How do the professionals invest in these types of stocks?
At boutique fund house DCG Capital, TJ Tan pointed out that the DCG Asia Value Fund invests in all 3 categories. “But we require that they are all trading significantly below its intrinsic value. They could be asset stocks, undervalue growth stocks or stocks that pay out sustainable cashflows from their operations.” Learn more about the fund here.
“There are times where one category may become very overvalued and you may need to sell them and rebalance your portfolio,” says Tan.
“I think what’s important is knowing who you are and what kind of investment style suits you and going with that. There’s nothing inherently good or bad in investing in any particular type of stocks,” says Sean Cheng, Portfolio Manager at Providend.
“The investment philosophy that we operate with at Providend is to invest based on evidence. While our portfolios are invested in all three types of stocks, they are tilted toward value stocks, small companies, and companies which exhibit profitability as the empirical data across decades indicates that such portfolios have a higher expected return. That evidence-based approach works very well for us and for our investors.”
Know the characteristics of the stocks
The Stock Exchange in Singapore or SGX has about 700 stocks that are actively traded. As a stock investor, you’re not expected to know them all by heart. In order to simplify the selection process, you can start filtering the prospects based on 6 key factors.
Evaluate the stock based on 1) industry/sector; 2) business model; 3) management team; 4) growth indicators, either the stock price or dividend; 5) company stability (check the debt-to-equity ratio); and 6) valuation through price per earnings).

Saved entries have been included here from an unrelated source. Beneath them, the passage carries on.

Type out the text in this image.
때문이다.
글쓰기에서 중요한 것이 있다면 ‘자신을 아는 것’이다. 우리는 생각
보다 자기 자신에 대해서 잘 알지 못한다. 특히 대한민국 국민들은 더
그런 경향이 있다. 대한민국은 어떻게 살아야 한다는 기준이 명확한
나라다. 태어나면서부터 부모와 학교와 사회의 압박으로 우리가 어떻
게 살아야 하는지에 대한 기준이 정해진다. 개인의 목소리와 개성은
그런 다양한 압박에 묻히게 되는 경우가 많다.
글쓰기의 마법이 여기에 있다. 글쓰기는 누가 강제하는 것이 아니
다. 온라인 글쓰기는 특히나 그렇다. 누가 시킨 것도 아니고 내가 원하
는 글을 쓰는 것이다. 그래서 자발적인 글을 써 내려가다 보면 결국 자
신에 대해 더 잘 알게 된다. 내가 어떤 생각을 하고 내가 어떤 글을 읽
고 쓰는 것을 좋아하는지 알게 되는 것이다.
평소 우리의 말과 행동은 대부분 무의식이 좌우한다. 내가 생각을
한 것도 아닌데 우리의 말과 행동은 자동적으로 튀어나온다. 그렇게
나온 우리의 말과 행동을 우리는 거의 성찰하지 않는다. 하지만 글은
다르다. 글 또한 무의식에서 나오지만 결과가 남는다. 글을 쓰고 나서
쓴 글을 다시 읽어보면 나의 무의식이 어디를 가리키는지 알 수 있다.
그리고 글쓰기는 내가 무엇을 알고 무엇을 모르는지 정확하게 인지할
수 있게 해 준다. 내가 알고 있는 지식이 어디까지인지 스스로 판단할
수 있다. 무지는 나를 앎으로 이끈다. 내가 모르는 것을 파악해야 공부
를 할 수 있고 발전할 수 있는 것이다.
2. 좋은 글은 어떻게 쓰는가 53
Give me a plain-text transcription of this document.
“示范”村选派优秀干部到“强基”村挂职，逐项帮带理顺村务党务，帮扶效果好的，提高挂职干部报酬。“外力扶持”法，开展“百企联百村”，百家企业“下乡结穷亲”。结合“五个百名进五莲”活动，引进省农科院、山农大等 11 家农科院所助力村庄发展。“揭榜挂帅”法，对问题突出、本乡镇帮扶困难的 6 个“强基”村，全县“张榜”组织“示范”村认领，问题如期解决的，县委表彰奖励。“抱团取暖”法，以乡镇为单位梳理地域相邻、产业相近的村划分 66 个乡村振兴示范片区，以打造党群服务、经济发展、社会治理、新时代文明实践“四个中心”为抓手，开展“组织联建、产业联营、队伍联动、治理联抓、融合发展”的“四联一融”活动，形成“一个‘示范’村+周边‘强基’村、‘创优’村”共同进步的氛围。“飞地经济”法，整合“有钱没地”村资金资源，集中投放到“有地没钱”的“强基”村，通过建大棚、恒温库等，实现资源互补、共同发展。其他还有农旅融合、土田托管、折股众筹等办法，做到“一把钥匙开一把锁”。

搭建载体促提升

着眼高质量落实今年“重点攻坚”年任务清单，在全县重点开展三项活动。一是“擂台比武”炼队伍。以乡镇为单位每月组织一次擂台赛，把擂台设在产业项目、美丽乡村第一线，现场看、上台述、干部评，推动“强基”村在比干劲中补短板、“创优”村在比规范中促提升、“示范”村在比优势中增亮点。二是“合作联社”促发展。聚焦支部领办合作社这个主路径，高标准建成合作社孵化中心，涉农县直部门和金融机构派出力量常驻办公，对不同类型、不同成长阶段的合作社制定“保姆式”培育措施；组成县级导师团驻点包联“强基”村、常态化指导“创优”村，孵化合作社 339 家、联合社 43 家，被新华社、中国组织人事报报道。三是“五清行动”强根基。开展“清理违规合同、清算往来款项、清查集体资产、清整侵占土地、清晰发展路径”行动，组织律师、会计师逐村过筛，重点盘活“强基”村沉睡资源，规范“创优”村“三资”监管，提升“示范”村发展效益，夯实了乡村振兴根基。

All the required data and information is readily accessible. The important thing is to know the characteristics of the stocks. They can be value, growth, and income stocks. You have the liberty to mix them to find the right brew.
“Personally, a more crucial question to address has to do with the investors’ investment objectives, investment horizons and risk profiles – these are often times regardless of their age profiles,” says Low Giau Kim, iFAST Global Markets.
“For example, investors with conservative risk profile i.e. with capital preservation as their investment objective and have little or no appetite for even moderate levels of paper losses are inclined to invest predominantly in income stocks with fairly stable stock prices, and so forth.”
“Furthermore, investors’ competence i.e. the necessary skills, knowledge and attitude or personality that is developed over time to identify, trade, monitor, evaluate and make buy-sell adjustments also play a part in establish the make-up of their investment portfolio. Assuming efficient market information and armed with the right tools to screen and evaluate these information, a very experienced and competent investor could be very comfortable just investing purely in growth stocks or value stocks.”